When I apply that machine (with its giant pool of pirated knowledge) _to my inputs and context_ I can get results applicable to my modestly novel situation which is not in the training data. Perhaps the output is garbage. Naturally if my situation is way out of distribution I cannot expect very good results.

But I often don't care if the results are garbage some (or even most!) of the time if I have a way to ground-truth whether they are useful to me. This might be via running a compile, a test suite, a theorem prover or mk1 eyeball. Of course the name of the game is to get agents to do this themselves and this is now fairly standard practice.

measurablefunc 18 hours ago | parent [-]

I'm not here to convince you whether Markov chains are helpful for your use cases or not. I know from personal experience that even in cases where I have a logically constrained query I will receive completely nonsensical responses¹.

¹https://chatgpt.com/share/69367c7a-8258-8009-877c-b44b267a35...

jacquesm 17 hours ago | parent [-]

> Here is a correct, standard correction:

It does this all the time, but as often as not then outputs nonsense again, just different nonsense, and if you keep it running long enough it starts repeating previous errors (presumably because some sliding window is exhausted).

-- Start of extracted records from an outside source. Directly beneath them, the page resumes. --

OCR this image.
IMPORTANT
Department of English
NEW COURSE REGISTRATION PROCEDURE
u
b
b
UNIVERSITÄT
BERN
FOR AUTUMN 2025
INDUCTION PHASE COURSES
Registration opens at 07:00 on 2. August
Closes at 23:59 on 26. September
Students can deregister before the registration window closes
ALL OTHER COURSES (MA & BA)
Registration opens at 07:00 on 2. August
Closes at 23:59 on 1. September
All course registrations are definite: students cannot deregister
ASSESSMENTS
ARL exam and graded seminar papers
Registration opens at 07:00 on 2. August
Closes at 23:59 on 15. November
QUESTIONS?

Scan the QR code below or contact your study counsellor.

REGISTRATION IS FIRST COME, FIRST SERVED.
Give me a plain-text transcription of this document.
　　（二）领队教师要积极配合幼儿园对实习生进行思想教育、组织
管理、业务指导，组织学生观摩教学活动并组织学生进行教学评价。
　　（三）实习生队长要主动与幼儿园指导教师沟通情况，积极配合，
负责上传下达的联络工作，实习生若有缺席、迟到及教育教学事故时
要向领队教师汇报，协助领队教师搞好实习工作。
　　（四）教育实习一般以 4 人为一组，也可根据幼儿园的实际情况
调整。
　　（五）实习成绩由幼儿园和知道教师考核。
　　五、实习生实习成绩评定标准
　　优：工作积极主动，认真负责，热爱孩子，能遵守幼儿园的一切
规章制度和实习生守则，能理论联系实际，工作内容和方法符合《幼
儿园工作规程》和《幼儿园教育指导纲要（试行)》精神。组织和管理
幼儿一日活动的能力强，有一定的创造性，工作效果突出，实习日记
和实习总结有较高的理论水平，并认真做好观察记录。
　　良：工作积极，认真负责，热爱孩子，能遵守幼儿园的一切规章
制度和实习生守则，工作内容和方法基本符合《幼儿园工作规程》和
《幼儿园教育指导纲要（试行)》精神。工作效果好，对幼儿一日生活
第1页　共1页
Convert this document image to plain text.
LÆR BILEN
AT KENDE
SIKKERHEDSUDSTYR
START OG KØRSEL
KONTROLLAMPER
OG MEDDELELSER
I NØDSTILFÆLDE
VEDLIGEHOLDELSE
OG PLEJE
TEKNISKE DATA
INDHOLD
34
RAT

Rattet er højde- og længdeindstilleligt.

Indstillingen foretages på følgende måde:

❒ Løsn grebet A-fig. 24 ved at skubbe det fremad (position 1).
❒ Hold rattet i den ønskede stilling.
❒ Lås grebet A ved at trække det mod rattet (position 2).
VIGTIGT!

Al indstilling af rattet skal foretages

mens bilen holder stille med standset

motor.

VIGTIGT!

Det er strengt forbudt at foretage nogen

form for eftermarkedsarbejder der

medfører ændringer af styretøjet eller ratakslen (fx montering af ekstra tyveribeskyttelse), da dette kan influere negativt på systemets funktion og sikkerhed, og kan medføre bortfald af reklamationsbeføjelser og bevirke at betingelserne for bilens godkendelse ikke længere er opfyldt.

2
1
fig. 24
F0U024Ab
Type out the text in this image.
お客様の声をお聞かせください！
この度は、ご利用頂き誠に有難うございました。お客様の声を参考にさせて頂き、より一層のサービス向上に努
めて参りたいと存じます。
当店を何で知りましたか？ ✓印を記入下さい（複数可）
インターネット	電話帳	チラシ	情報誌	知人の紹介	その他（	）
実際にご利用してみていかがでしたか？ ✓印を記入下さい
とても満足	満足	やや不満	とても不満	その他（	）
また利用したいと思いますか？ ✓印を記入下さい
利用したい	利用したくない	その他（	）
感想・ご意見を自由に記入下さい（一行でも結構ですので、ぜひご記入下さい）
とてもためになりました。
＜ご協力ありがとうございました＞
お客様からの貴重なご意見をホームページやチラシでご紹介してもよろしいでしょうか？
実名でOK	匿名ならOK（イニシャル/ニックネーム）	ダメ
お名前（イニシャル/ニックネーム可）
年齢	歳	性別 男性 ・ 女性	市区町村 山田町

measurablefunc 16 hours ago | parent [-]

That's been my general experience and that was the most recent example. People keep forgetting that unless they can independently verify the outputs they are essentially paying OpenAI for the privilige of being very confidently gaslighted.

jacquesm 10 hours ago | parent [-]

It would be a really nice exercise - for which I unfortunately do not have the time - to have a non-trivial conversation with the best models of the day and then to rigorously fact-check every bit of output to determine the output quality. Judging from my own (probably not a representative sample) experience it would be a very meager showing.

I use AI as a means of last resort only now and then mostly as a source of inspiration rather than a direct tool aiming to solve an issue. And like that it has been useful on occasion, but it has at least as often been a tremendous waste of time.

nl 13 hours ago | parent | prev | next [-]

This is simply not true.

Modern LLMs are trained by reinforcement learning where they try to solve a coding problem and receive a reward if it succeeds.

Data Processing Inequalities (from your link) aren't relevant: the model is learning from the reinforcement signal, not from human-written code.

jacquesm 10 hours ago | parent [-]

Ok, then we can leave the training data out of the input, everybody happy.

cornel_io 19 hours ago | parent | prev [-]

Theoretical "proofs" of limitations like this are always unhelpful because they're too broad, and apply just as well to humans as they do to LLMs. The result is true but it doesn't actually apply any limitation that matters.

measurablefunc 19 hours ago | parent [-]

You're confused about what applies to people & what applies to formal systems. You will continue to be confused as long as you keep thinking formal results can be applied in informal contexts.